Melalui aturan tersebut, platform e-commerce seperti Shopee, Tokopedia, Lazada, dan marketplace lainnya yang memenuhi kriteria tertentu akan memungut PPh Pasal 22 langsung dari penghasilan pedagang yang bertransaksi di platform mereka. Besaran pajak yang dipungut adalah 0,5 persen dari peredaran bruto (omzet), bukan dari laba atau keuntungan bersih.  

Direktorat Jenderal Pajak menegaskan bahwa kebijakan ini bukan merupakan pajak baru, melainkan perubahan mekanisme pemungutan pajak yang sebelumnya disetor sendiri oleh wajib pajak.
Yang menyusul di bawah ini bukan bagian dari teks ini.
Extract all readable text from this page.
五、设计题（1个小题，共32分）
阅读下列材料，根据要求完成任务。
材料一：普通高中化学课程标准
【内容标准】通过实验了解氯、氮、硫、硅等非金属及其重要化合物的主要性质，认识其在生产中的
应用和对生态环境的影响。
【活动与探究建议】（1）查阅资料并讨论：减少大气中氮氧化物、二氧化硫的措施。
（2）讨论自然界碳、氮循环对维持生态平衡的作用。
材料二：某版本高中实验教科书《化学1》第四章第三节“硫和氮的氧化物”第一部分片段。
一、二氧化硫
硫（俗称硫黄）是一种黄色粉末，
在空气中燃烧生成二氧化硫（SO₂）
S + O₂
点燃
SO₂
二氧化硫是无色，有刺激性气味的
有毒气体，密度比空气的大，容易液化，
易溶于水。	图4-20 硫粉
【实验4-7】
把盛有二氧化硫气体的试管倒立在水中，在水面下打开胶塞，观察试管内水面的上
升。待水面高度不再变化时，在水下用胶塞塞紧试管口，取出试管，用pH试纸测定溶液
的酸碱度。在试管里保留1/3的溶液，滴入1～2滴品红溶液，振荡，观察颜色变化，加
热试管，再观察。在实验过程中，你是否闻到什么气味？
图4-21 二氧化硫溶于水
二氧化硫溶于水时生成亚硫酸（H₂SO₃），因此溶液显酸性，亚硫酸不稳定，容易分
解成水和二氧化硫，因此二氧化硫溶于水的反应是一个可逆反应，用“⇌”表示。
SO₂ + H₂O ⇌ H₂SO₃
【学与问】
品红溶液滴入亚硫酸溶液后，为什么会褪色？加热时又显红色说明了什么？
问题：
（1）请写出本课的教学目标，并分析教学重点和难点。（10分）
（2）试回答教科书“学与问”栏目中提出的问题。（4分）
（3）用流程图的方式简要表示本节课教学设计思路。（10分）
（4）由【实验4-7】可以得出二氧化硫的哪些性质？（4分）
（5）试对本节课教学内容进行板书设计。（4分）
Dengan sistem baru ini, marketplace bertugas memungut, menyetorkan, sekaligus melaporkan pajak yang terutang ke negara.  

Namun, tidak semua pedagang online akan langsung dikenai pungutan tersebut. Wajib Pajak Orang Pribadi dengan omzet hingga Rp500 juta per tahun tetap mendapatkan fasilitas pembebasan sepanjang menyampaikan surat pernyataan sesuai ketentuan yang berlaku. Sementara pedagang dengan omzet di atas batas tersebut akan mulai dipungut PPh Pasal 22 sebesar 0,5 persen dari omzet yang diperoleh melalui marketplace.  

Pemerintah sebelumnya sempat menunda implementasi aturan ini karena mempertimbangkan kondisi ekonomi dan daya beli masyarakat. Setelah berbagai persiapan administrasi dan sistem dilakukan, pemungutan melalui marketplace direncanakan mulai dieksekusi pada Juli 2026.  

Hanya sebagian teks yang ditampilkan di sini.